Als „elektronische Rechnungen“ gelten Rechnungen, die in einem elektronischen Format ausgestellt, übermittelt und empfangen werden, das eine automatische elektronische Verarbeitung ermöglicht. Sie sollten grundsätzlich der Europäischen Norm (EN16931) und ihrer Syntaxliste entsprechen (andere Formate sind zulässig, solange diese Datenformate die Interoperabilität mit der Europäischen Norm gewährleisten). Die Mitgliedstaaten dürfen keine zusätzlichen Angaben verlangen, um unnötigen Verwaltungsaufwand zu vermeiden. Sammelrechnungen für Leistungen innerhalb desselben Kalendermonats sind erlaubt (die Mitgliedstaaten können diese Möglichkeit jedoch in bestimmten betrugsanfälligen Sektoren ausschließen).
Elektronische Rechnungen für grenzüberschreitende Transaktionen müssen spätestens 10 Tage nach dem Steuertatbestand (oder dem Eingang einer Vorauszahlung) ausgestellt werden.
Die bisherigen Zusammenfassenden Meldungen werden bei grenzüberschreitenden Leistungen - Warenlieferungen (auch im Rahmen von Dreieckgeschäften), Verbringungen, Dienstleistungen und Erwerben - durch DRR ersetzt. Die Meldung der Rechnungsdaten durch den Lieferanten muss in Echtzeit erfolgen (d.h. zu dem Zeitpunkt, zu dem die Rechnung ausgestellt wird oder hätte ausgestellt werden müssen). Der Käufer hat seine Meldeverpflichtung jedoch spätestens fünf Tage nach der Ausstellung der Rechnung oder dem Zeitpunkt, zu dem sie hätte ausgestellt werden sollen, zu erfüllen, Ähnliches gilt im Gutschriftsfall. Die Rechnung muss gegenüber heutigen Rechnungen weitere Angaben enthalten, so etwa die Kontonummer für die Zahlung, damit die Finanzbehörde auch die Finanzströme verfolgen kann.

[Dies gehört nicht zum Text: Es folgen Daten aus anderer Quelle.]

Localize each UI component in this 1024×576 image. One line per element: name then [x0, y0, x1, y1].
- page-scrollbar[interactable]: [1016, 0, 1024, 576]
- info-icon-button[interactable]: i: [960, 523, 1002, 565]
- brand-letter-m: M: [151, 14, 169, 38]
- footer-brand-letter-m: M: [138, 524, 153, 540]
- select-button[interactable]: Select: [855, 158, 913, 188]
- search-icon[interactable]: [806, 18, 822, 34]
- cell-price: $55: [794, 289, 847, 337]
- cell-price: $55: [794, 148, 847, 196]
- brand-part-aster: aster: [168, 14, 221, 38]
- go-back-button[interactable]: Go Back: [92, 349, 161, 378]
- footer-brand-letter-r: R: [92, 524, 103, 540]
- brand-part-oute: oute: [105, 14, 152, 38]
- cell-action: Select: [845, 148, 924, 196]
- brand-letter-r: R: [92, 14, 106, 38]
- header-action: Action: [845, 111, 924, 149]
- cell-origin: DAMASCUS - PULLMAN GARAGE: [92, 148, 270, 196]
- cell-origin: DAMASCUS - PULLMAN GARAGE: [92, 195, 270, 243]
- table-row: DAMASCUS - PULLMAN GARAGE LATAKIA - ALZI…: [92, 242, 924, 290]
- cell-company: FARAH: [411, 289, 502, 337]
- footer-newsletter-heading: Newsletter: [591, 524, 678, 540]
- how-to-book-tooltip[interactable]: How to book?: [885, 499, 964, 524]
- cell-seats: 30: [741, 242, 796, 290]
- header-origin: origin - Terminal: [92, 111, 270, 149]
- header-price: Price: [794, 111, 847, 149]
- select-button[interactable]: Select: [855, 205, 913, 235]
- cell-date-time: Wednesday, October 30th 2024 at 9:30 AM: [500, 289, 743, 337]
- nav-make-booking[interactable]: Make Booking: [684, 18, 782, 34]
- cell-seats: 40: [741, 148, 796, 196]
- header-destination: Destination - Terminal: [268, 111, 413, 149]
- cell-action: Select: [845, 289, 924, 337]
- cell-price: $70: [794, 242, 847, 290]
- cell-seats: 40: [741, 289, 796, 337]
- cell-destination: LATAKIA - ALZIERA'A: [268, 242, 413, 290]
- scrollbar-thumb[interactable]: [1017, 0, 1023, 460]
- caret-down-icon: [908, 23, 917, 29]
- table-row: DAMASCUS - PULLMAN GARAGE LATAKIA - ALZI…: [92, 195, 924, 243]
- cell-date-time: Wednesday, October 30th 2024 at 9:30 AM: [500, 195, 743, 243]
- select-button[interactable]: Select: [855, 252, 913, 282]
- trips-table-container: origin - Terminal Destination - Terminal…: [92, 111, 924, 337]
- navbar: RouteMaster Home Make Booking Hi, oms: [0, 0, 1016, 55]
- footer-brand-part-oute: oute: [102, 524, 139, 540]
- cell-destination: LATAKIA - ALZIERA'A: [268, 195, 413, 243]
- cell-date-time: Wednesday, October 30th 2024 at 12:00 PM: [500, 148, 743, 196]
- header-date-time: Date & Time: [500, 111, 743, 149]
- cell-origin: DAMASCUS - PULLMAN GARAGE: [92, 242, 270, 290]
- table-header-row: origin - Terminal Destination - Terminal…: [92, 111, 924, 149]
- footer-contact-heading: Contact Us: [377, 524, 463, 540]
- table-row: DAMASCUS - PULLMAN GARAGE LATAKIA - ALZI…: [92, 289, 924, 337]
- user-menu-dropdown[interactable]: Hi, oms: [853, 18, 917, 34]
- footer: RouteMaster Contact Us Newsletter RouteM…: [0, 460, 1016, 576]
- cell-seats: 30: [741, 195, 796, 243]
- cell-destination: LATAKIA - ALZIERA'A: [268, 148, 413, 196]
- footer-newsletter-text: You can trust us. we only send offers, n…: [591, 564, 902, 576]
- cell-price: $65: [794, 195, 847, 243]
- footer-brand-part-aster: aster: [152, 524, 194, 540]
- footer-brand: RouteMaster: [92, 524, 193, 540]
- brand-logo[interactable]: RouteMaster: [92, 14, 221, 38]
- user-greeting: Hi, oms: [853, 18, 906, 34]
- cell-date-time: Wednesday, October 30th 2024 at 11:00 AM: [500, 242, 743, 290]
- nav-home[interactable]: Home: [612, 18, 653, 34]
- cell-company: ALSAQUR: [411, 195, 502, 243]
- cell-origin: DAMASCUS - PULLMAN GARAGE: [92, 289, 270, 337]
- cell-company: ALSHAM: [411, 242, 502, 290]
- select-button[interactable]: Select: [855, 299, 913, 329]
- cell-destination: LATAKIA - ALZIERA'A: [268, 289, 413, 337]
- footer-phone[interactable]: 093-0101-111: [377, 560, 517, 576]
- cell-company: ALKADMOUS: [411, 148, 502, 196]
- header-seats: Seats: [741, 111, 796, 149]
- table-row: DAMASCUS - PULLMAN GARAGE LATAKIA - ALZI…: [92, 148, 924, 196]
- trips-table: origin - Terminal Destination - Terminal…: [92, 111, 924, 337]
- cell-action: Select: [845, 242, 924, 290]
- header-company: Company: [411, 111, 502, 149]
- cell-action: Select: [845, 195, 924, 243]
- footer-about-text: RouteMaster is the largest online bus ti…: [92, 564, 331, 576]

Die EU-Mehrwertsteuerrichtlinie schreibt keine Echtzeit-Meldung von Inlandsumsätzen vor. Mitgliedstaaten, die über solche Systeme verfügen oder bereits bestimmte Vorkehrungen zu ihrer Einführung getroffen hatten, müssen sie jedoch an die digitalen Meldeanforderungen für grenzüberschreitende Lieferungen anpassen. Die Mitgliedstaaten können regeln, dass der Besitz einer elektronischen Rechnung, die in Übereinstimmung mit dem geforderten Standard ausgestellt wurde, für entsprechende Inlandslieferungen eine wesentliche Voraussetzung für das Recht auf Vorsteuerabzug oder Rückforderung der geschuldeten oder gezahlten Mehrwertsteuer ist.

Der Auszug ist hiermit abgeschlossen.